To further refine the approach to tools rationalisation for security, we also need to introduce the risk element. All systems and tools do not provide the same level of risk reduction for the company. By focusing on those security domains that carry the highest risk, one can prioritise the selection and implementation of security tools.

By taking this risk-based, end-to-end, and sustainable approach to implementing security processes (and their related tools), we can begin to permanently solve areas of security that have historically remained regardless of the number of tools and money we have thrown at it.  Armed with this newly available knowledge, we now have the opportunity to solve some of the longstanding areas of security permanently.

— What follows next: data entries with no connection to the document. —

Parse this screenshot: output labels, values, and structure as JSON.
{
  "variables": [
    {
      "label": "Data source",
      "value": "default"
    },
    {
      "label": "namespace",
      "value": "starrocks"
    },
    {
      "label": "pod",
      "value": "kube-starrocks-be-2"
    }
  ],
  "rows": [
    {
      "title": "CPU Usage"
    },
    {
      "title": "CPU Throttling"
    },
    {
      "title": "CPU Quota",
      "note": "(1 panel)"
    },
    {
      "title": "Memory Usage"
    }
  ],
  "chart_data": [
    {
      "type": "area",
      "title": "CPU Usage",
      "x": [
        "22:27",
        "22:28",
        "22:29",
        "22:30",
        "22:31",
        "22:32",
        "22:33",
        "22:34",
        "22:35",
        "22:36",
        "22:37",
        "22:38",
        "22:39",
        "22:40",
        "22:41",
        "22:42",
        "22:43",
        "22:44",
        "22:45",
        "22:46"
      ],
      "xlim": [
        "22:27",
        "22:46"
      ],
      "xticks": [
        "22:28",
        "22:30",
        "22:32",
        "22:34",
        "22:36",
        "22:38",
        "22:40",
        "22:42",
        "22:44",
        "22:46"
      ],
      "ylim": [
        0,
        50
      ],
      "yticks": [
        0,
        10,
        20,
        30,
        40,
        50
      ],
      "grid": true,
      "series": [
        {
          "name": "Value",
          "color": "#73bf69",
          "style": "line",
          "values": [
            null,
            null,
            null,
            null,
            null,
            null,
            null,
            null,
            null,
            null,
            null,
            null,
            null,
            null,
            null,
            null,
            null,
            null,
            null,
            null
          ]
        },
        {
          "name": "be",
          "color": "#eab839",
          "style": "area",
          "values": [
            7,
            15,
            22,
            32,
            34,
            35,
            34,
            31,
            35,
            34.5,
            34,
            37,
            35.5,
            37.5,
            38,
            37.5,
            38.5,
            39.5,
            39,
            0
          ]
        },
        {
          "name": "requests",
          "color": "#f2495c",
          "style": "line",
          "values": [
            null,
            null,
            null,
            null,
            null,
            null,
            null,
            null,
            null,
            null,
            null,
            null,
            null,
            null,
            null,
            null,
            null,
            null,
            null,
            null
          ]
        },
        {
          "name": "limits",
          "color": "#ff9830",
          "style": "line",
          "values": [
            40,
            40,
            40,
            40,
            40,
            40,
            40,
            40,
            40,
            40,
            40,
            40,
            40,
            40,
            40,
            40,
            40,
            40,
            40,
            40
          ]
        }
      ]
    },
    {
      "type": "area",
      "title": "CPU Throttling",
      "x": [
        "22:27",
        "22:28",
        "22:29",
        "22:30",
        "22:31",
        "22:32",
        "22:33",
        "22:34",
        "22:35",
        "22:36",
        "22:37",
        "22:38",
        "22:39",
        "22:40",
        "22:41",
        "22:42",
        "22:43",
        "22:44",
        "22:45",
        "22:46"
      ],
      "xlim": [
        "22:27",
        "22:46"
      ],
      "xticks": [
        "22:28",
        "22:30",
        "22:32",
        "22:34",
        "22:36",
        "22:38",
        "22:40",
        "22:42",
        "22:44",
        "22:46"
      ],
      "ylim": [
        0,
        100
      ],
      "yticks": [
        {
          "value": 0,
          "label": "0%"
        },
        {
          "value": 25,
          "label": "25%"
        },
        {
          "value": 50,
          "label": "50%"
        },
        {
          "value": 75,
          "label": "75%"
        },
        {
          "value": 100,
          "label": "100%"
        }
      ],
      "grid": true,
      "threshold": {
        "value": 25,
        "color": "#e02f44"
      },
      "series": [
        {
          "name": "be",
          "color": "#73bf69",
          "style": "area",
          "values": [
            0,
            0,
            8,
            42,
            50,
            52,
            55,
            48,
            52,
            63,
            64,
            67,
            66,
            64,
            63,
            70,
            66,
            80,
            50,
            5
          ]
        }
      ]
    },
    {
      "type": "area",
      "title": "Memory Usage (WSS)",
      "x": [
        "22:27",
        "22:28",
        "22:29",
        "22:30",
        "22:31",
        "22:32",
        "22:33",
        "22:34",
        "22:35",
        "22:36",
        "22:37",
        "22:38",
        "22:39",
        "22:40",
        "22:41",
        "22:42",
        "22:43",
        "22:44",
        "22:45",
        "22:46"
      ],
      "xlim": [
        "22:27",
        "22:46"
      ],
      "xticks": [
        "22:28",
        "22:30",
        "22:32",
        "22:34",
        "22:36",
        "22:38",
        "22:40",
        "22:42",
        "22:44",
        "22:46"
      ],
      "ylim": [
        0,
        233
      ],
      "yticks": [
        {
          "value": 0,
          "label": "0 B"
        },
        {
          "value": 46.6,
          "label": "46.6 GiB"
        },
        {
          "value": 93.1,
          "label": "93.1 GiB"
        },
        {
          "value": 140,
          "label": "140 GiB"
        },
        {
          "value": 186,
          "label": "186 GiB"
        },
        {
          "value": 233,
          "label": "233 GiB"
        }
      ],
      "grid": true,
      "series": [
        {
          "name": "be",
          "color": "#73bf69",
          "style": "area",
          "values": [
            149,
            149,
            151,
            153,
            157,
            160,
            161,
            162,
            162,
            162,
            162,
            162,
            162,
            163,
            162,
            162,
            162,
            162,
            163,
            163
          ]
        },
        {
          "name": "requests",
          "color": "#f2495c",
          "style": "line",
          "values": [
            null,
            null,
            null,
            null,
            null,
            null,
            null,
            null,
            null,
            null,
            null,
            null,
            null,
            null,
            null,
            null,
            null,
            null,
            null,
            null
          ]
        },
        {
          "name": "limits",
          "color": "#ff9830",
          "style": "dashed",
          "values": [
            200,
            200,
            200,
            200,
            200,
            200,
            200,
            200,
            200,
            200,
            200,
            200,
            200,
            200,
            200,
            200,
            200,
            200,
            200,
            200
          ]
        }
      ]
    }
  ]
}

Not forgetting data quality

The problem of too many tools has steadily crept up over time. Throughout this, CISOs have also learned the hard way that despite what many security solutions state, there is no silver bullet solution to security. We always need multiple security solutions to cover the needed security controls to achieve adequate security, but not to the degree we have today.

While CISOs should look consolidate security solutions where practical, they mustn’t forget that there is also an opportunity to derive better value out of their current solutions. To cut through the noise and data coming from tools, specifically those that identify vulnerabilities and control failures, a great place to start increasing the confidence that data coming out them is complete and accurate.

By also focusing on the enrichment of the data, CISOs can drive remediation more efficiently and know what to fix first to get the greatest ROI on their security investments. It also gives rise to getting access to automated analytics and reducing the need to work through multiple reporting processes for different tools manually. With consolidation, enhanced data quality and automation, the CISO can confidently enhance their company’s cyber-risk posture.